The conventional enterprise security adversary model centers on perimeter breach: an attacker who gains access to systems they are not supposed to access, then moves laterally toward valuable assets. The controls — firewalls, endpoint detection, access management, patching — are designed to prevent that initial breach and contain the blast radius of a successful one.

The adversary model for AI systems is different. The attacker does not need to breach your perimeter. The attack surface includes the data you feed your model, the documents your model reads, the websites your agent visits, the models you download, and the APIs you expose. A well-conducted prompt injection attack reaches your AI system through a customer invoice. A supply chain attack reaches it through a model checkpoint you pulled from a repository six months ago. A model extraction attack happens when a competitor makes a few thousand API calls to your public endpoint over several weeks.

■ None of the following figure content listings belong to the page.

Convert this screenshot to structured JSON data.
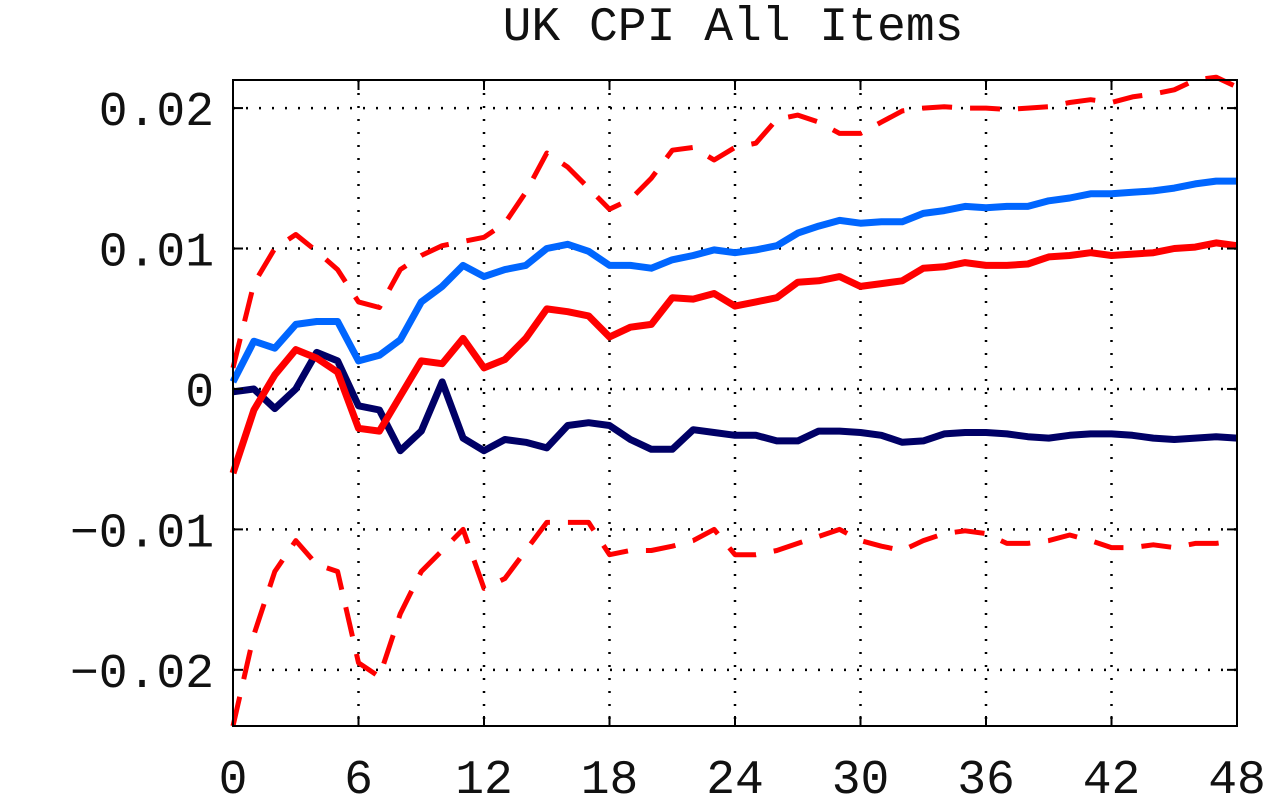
{
  "chart_data": {
    "type": "line",
    "title": "UK CPI All Items",
    "xlabel": "",
    "ylabel": "",
    "xlim": [
      0,
      48
    ],
    "ylim": [
      -0.024,
      0.022
    ],
    "x_ticks": [
      0,
      6,
      12,
      18,
      24,
      30,
      36,
      42,
      48
    ],
    "y_ticks": [
      -0.02,
      -0.01,
      0,
      0.01,
      0.02
    ],
    "x_tick_labels": [
      "0",
      "6",
      "12",
      "18",
      "24",
      "30",
      "36",
      "42",
      "48"
    ],
    "y_tick_labels": [
      "−0.02",
      "−0.01",
      "0",
      "0.01",
      "0.02"
    ],
    "grid": true,
    "grid_style": "dotted",
    "legend": "none",
    "x": [
      0,
      1,
      2,
      3,
      4,
      5,
      6,
      7,
      8,
      9,
      10,
      11,
      12,
      13,
      14,
      15,
      16,
      17,
      18,
      19,
      20,
      21,
      22,
      23,
      24,
      25,
      26,
      27,
      28,
      29,
      30,
      31,
      32,
      33,
      34,
      35,
      36,
      37,
      38,
      39,
      40,
      41,
      42,
      43,
      44,
      45,
      46,
      47,
      48
    ],
    "series": [
      {
        "color": "#ff0000",
        "style": "dashed",
        "values": [
          0.0015,
          0.0075,
          0.01,
          0.011,
          0.0098,
          0.0085,
          0.0062,
          0.0058,
          0.0085,
          0.0095,
          0.0102,
          0.0105,
          0.0108,
          0.0118,
          0.014,
          0.0168,
          0.0158,
          0.0143,
          0.0128,
          0.0135,
          0.015,
          0.017,
          0.0172,
          0.0163,
          0.0172,
          0.0175,
          0.0192,
          0.0195,
          0.019,
          0.0182,
          0.0182,
          0.019,
          0.0198,
          0.02,
          0.0201,
          0.02,
          0.02,
          0.0199,
          0.02,
          0.0201,
          0.0204,
          0.0206,
          0.0204,
          0.0208,
          0.021,
          0.0213,
          0.022,
          0.0222,
          0.0215
        ]
      },
      {
        "color": "#ff0000",
        "style": "dashed",
        "values": [
          -0.024,
          -0.0175,
          -0.013,
          -0.0108,
          -0.0125,
          -0.013,
          -0.0195,
          -0.0205,
          -0.016,
          -0.013,
          -0.0115,
          -0.01,
          -0.0142,
          -0.0135,
          -0.0115,
          -0.0095,
          -0.0095,
          -0.0095,
          -0.0118,
          -0.0115,
          -0.0115,
          -0.0112,
          -0.0108,
          -0.01,
          -0.0118,
          -0.0118,
          -0.0115,
          -0.011,
          -0.0105,
          -0.01,
          -0.0108,
          -0.0112,
          -0.0115,
          -0.0108,
          -0.0103,
          -0.0101,
          -0.0103,
          -0.011,
          -0.011,
          -0.0108,
          -0.0104,
          -0.0108,
          -0.0113,
          -0.0113,
          -0.0111,
          -0.0113,
          -0.011,
          -0.011,
          -0.0108
        ]
      },
      {
        "color": "#000066",
        "style": "solid",
        "values": [
          -0.0002,
          0.0,
          -0.0014,
          0.0,
          0.0026,
          0.002,
          -0.0012,
          -0.0015,
          -0.0044,
          -0.003,
          0.0005,
          -0.0035,
          -0.0044,
          -0.0036,
          -0.0038,
          -0.0042,
          -0.0026,
          -0.0024,
          -0.0026,
          -0.0036,
          -0.0043,
          -0.0043,
          -0.0029,
          -0.0031,
          -0.0033,
          -0.0033,
          -0.0037,
          -0.0037,
          -0.003,
          -0.003,
          -0.0031,
          -0.0033,
          -0.0038,
          -0.0037,
          -0.0032,
          -0.0031,
          -0.0031,
          -0.0032,
          -0.0034,
          -0.0035,
          -0.0033,
          -0.0032,
          -0.0032,
          -0.0033,
          -0.0035,
          -0.0036,
          -0.0035,
          -0.0034,
          -0.0035
        ]
      },
      {
        "color": "#ff0000",
        "style": "solid",
        "values": [
          -0.006,
          -0.0015,
          0.001,
          0.0028,
          0.0022,
          0.0012,
          -0.0028,
          -0.003,
          -0.0005,
          0.002,
          0.0018,
          0.0036,
          0.0015,
          0.0021,
          0.0036,
          0.0057,
          0.0055,
          0.0052,
          0.0037,
          0.0044,
          0.0046,
          0.0065,
          0.0064,
          0.0068,
          0.0059,
          0.0062,
          0.0065,
          0.0076,
          0.0077,
          0.008,
          0.0073,
          0.0075,
          0.0077,
          0.0086,
          0.0087,
          0.009,
          0.0088,
          0.0088,
          0.0089,
          0.0094,
          0.0095,
          0.0097,
          0.0095,
          0.0096,
          0.0097,
          0.01,
          0.0101,
          0.0104,
          0.0102
        ]
      },
      {
        "color": "#0066ff",
        "style": "solid",
        "values": [
          0.0005,
          0.0034,
          0.0029,
          0.0046,
          0.0048,
          0.0048,
          0.002,
          0.0024,
          0.0035,
          0.0062,
          0.0073,
          0.0088,
          0.008,
          0.0085,
          0.0088,
          0.01,
          0.0103,
          0.0098,
          0.0088,
          0.0088,
          0.0086,
          0.0092,
          0.0095,
          0.0099,
          0.0097,
          0.0099,
          0.0102,
          0.0111,
          0.0116,
          0.012,
          0.0118,
          0.0119,
          0.0119,
          0.0125,
          0.0127,
          0.013,
          0.0129,
          0.013,
          0.013,
          0.0134,
          0.0136,
          0.0139,
          0.0139,
          0.014,
          0.0141,
          0.0143,
          0.0146,
          0.0148,
          0.0148
        ]
      }
    ]
  }
}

Input validation doesn't help when the attack exploits the same capacity for natural language understanding that makes the model useful. Access control doesn't help when the attacker is using your own API at the rate limits you specified. Antivirus doesn't detect a backdoored model weight because the weights look exactly like normal weights until the trigger fires.

The subsequent episodes in this module will examine specific defenses — and their demonstrated limits — with the same rigor applied here to the attacks. The defensive conversation only makes sense if the attack surface is first understood on its own terms. A threat you haven't mapped is one you cannot defend.